Sunday, November 29, 2009

Conserve energy -- consume more energy?

Following (somewhat) the twists and turns of the so-called "Climategate" fiasco this holiday weekend (being home ill, I had time), which has embroiled climate research facilities in the UK and New Zealand, I'd been trying to decide what this means for our business. After all, one important aspect of building automation systems is to reduce energy usage.

After having concluded it won't affect our business much, I was surprised to read this report on Slashdot. The concluding sentence of the item: "Perhaps the most provocative implication of Garrett's theory is that conserving energy doesn't reduce energy use, but spurs economic growth and more energy use." Hm.


  1. Not really a comment on your post, but I can't find any actual BACNet products other than routers and such. Are there actual light fixtures involved with BACNet? Any tips on getting more info for practical design from a wiring standpoint?


  2. Mike, you can find a pretty comprehensive listing of BACnet products at and you will find some lighting controls companies' offerings there.

    HVAC controls are also used for simple lighting controls. Lighting in many areas in my building are controlled by relays operated off our standard programmable controllers.

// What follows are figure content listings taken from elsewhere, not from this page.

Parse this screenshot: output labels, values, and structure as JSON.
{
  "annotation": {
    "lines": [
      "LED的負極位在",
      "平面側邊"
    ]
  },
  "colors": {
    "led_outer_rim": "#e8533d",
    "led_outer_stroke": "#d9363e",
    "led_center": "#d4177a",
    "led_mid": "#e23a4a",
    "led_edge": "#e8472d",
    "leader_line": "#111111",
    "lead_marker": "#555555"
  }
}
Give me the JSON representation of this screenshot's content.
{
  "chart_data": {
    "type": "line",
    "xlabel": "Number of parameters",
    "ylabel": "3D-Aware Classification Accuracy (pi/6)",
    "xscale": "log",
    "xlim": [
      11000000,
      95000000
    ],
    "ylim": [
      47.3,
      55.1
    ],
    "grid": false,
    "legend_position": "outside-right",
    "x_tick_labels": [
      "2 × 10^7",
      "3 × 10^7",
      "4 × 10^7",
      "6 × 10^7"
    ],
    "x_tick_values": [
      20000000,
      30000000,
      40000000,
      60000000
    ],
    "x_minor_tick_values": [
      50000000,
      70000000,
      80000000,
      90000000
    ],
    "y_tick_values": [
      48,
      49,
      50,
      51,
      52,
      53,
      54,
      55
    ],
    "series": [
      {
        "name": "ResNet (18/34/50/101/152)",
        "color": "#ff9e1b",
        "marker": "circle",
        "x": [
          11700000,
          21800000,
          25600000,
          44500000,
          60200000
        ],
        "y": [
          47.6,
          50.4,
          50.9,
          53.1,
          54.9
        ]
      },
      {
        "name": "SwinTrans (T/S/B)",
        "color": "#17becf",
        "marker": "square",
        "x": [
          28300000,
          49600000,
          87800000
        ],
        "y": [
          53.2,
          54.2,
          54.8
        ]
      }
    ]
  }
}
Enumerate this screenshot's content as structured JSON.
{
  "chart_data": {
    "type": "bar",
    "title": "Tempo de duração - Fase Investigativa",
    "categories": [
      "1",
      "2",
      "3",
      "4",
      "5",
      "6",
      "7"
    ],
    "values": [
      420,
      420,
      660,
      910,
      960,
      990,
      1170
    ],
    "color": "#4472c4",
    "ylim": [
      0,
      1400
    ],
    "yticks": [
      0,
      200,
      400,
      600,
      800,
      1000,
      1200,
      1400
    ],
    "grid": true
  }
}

    As far as additional listings, you can find devices that have passed the BACnet Testing Lab's conformance testing here:

  3. Hi Bill, thanks for the response. I think maybe I've misunderstood BAC. I thought it would allow direct control of individual lighting fixtures, a la DALI. For a small project like ours I'd probably use a simpler control strategy if I had to use relays for the final interface.

  4. Mike,

    All I can suggest is looking at the lighting companies' offerings -- for all I know they have something like that.

    There is a group developing DALI-like/-based lighting-control-specific extensions for BACnet. These could be used in BACnet systems directly or to support BACnet/DALI gateways, but the extensions need to clear public review and then be published. The picture a year from now could look very different.

  5. I'll keep my eyes peeled. Thanks for your help!